International Relations Lecture Series
Carl Bender, PhD
08 February, 2022
Climate Change
About The Topic
By far, the most serious problem that the earth’s population faces is that of climate change. Scientists have been well aware of this problem for more than a century but in recent years there have been major advances in measurement and prediction. The latest comprehensive studies are contained in the Sixth Assessment Report of the U. N. Intergovernmental Panel on Climate Change (IPCC) that was published recently in August 2021. This talk will summarize some of the recent findings and predictions.
About the Speaker
Carl M. Bender is the Konneker Distinguished Professor Emeritus of Physics at Washington University in St. Louis and Visiting Professor at Heidelberg University, Imperial College London, and King’s College London.
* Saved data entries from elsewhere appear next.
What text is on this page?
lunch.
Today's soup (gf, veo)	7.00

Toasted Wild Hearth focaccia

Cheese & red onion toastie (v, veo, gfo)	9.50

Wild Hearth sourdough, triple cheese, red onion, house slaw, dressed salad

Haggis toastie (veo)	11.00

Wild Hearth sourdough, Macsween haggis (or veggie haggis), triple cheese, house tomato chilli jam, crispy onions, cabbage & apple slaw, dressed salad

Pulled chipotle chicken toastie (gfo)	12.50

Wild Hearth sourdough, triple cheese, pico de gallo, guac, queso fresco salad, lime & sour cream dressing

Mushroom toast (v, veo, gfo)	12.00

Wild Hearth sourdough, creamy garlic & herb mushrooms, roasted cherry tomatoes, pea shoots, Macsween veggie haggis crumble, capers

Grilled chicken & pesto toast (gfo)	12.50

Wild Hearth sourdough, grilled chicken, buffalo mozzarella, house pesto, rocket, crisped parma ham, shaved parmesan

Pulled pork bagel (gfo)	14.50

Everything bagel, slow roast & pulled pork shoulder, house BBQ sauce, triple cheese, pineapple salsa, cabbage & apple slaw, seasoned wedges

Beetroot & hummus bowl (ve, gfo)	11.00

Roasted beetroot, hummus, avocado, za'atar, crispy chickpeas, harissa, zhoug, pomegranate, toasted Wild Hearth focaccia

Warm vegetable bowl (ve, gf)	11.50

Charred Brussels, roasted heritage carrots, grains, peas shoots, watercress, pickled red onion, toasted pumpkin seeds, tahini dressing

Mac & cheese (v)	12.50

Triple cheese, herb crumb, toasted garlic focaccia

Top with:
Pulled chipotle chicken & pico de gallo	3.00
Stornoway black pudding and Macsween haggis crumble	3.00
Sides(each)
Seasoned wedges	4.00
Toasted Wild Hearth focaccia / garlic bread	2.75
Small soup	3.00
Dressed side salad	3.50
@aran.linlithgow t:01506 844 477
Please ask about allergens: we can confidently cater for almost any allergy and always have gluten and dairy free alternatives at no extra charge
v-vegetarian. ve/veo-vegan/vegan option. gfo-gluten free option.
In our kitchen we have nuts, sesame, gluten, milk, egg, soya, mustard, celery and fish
He received his PhD from Harvard University, was a postdoc at the Institute for Advanced Study, Princeton, and Associate Professor of Applied Mathematics at MIT. He was the Ulam Scholar at Los Alamos, Editor-in-Chief of the Journal of Physics A, and was granted fellowships from the Sloan, Guggenheim, Lady Davis, Fulbright, Leverhulme, and Rockefeller Foundations. He was awarded the 2017 Dannie Heineman Prize for Mathematical Physics. He is currently supported by the Alexander von Humboldt Foundation, the Simons Foundation, and the U.K. Engineering and Physical Sciences Research Council.